Wednesday, September 21, 2011

Selecting your First Humidor

By: Jorge Mendizabal, MD

At some point in your cigar hobby you must face reality. You are getting more cigars than what you can safely smoke in one sitting. It is then you realize they need proper storage. Cigars are natural products that originate from more tropical, humid latitudes. The ideal storing conditions for rolled tobacco should aim to reproduce the climate of those latitudes. Cigars are hygroscopic. By its very nature, rolled tobacco absorbs humidity from its environment. Too little humidity and the wrapper leaf dries up, becomes brittle and cracks. Too much humidity and the cigar swells eventually bursting the wrapper leaf. Furthermore, dry cigars smoke unpleasantly hot. Overtly humid cigars smoke harsh and have a poor draw.

The Environment.- The ideal storage box should maintain a constant temperature between 65 and 70 degrees. An excessively warm environment has its own dangers. The dreaded tobacco beetle larvae may be dormant in lower temperatures but it hatches in conditions over 80 degrees F. Those little boogers can eat up your cigar collection faster than you can say “c-o-h-i-b-a”.

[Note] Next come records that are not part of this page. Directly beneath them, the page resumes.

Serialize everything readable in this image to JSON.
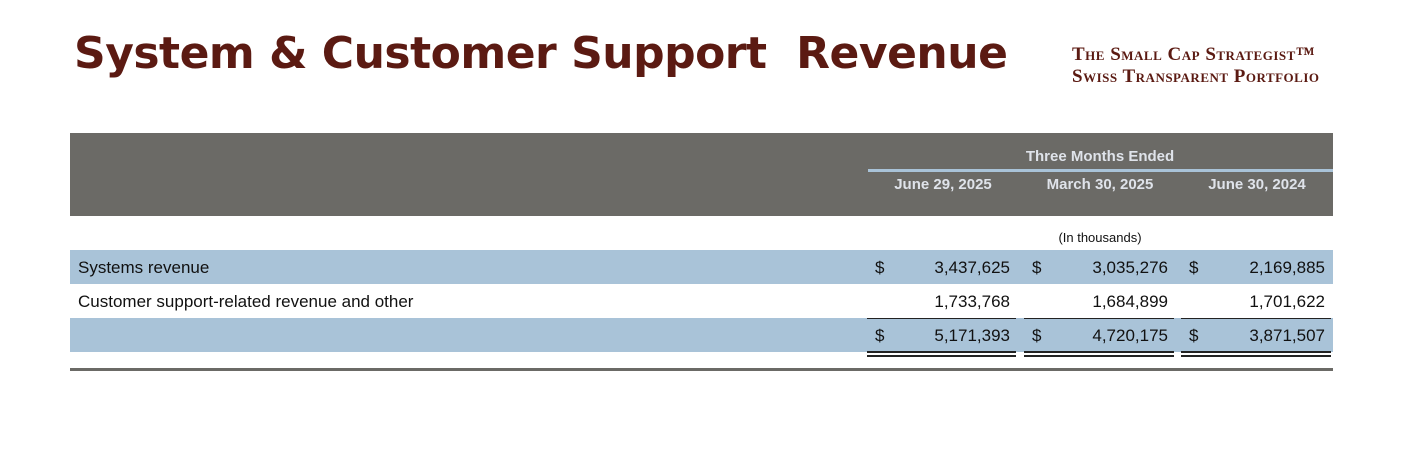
{
  "header": {
    "title": "System & Customer Support  Revenue",
    "brand": [
      "The Small Cap Strategist™",
      "Swiss Transparent Portfolio"
    ]
  },
  "table": {
    "group_header": "Three Months Ended",
    "columns": [
      "June 29, 2025",
      "March 30, 2025",
      "June 30, 2024"
    ],
    "units": "(In thousands)",
    "rows": [
      {
        "label": "Systems revenue",
        "cells": [
          {
            "currency": "$",
            "value": "3,437,625"
          },
          {
            "currency": "$",
            "value": "3,035,276"
          },
          {
            "currency": "$",
            "value": "2,169,885"
          }
        ]
      },
      {
        "label": "Customer support-related revenue and other",
        "cells": [
          {
            "value": "1,733,768"
          },
          {
            "value": "1,684,899"
          },
          {
            "value": "1,701,622"
          }
        ]
      },
      {
        "cells": [
          {
            "currency": "$",
            "value": "5,171,393"
          },
          {
            "currency": "$",
            "value": "4,720,175"
          },
          {
            "currency": "$",
            "value": "3,871,507"
          }
        ]
      }
    ]
  }
}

The ideal relative humidity (RH) is a more controversial subject. Although most authoritative references recommend a 70% RH, not all cigars benefit from that degree of humidification. Certain Cuban cigars for example, may require a RH closer to 63%. More often than not, I am perfectly happy with a stable RH of 65%, a number which encompasses the needs of most stogies. At the end, slight variations of RH between 63-70% can be a matter of personal taste and they do not adversely affect your cigars in any way.

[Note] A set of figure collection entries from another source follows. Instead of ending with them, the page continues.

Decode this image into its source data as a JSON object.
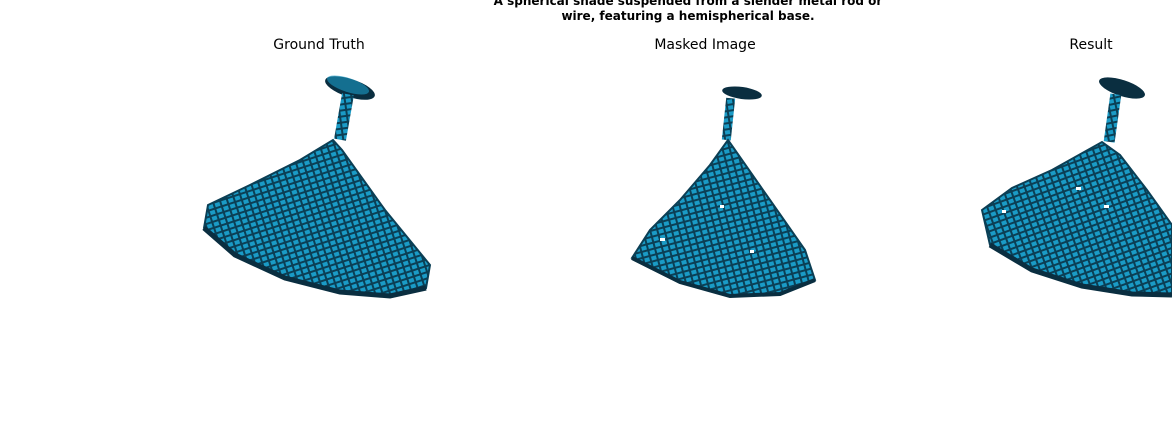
{
  "figure": {
    "suptitle_line1": "A spherical shade suspended from a slender metal rod or",
    "suptitle_line2": "wire, featuring a hemispherical base.",
    "panels": [
      {
        "title": "Ground Truth"
      },
      {
        "title": "Masked Image"
      },
      {
        "title": "Result"
      }
    ]
  },
  "colors": {
    "voxel_face": "#1a9bc6",
    "voxel_edge": "#0b3f55",
    "voxel_dark": "#0a2e40",
    "background": "#ffffff"
  }
}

The Box.- Cheap price is incompatible with good quality when it comes to humidors. Even the smaller boxes can be expensive when properly constructed.

The first decision point for you is to determine the size of box you need. Are you an occasional, casual cigar smoker? If so, a smaller count box (25-75 cigars) might be sufficient. A more dedicated cigar hobbyist will eventually aim for a larger capacity humidor. This becomes a critical issue when you realize you are now purchasing cigars by the box. The ability to preserve cigars while keeping them inside their original box is sine qua non. Unfortunately, a typical cigar box is not air tight and thus not built to preserve them for posterity. Placing a cigar box in the stable environment of a well constructed, large enough humidor becomes a necessary convenience.

By now, you should have an idea about the size of box you are looking for (suggestion: always buy something bigger than what you think you need; trust me on this one). The next decision point comes when you are at the store selecting a box for purchase. Purchasing a humidor on-line is a risky proposition. Of the 3 larger humidors I purchased on-line, one ended up being essentially wooden crap (a pretty box which did not hold RH even for a day). That particular box is now used to store my accoutrement. Finding large humidors in local stores is virtually impossible and sometimes we have no choice but to gamble with our money.

When examining your box, you should first look at its construction. The seams should be impeccable. The walls or sides of the box should be at least an inch thick. The inside should be made of solid Spanish Cedar. Cedar veneer is not a long lasting option. The hinges should be of the “piano “ type. The lid should be solid, not whimsy and should close with a “swoosh” sound. Most humidors come with analog hygrometers. Those are usually useless and mostly decorative. Purchasing a separate, reliable electronic hygrometers is recommended. Depending on the size of your humidor, you have the choice of passive or active humidification (this is a subject of an entirely different post).

Cheaper but very effective options come in the form of “coolerdors”/”igloodors” or VinoTemp-dors. A coolerdor is simply a large plastic cooler adapted to store cigar boxes or singles. By its very nature, coolers are air tight and ideal to maintain a constant RH and temperature. Ideal coolerdors are dapted by its owner to include Spanish cedar lining trays, active/passive humidifying elements and electronic hygrometers. Most large coolerdors can easily 25-50 boxes and are a nice solution when space is a consideration. Although Vinotemp (the company) is now in the business of building quality cigar humidors (about $200 for one), the term Vinotemp-dor typically refers to a thermoelectric (not piezoelectric, this is important) wine refrigerator which has been adapted to store cigar boxes. In my humble opinion, thetime and money invested in converting such an appliance into a humidor are usually not worth the effort. having said that, when properly converted the end results are very esthetic and eclectic, to say the least.


  1. Very good, Jorge. I think we are going to put you in charge as Prefect for the Congregation of the Doctrine of Cigars. You are an excellent cigarologian.

  2. Sure, I am ignorant about the job description, but sure. It sounds like an important title to be held.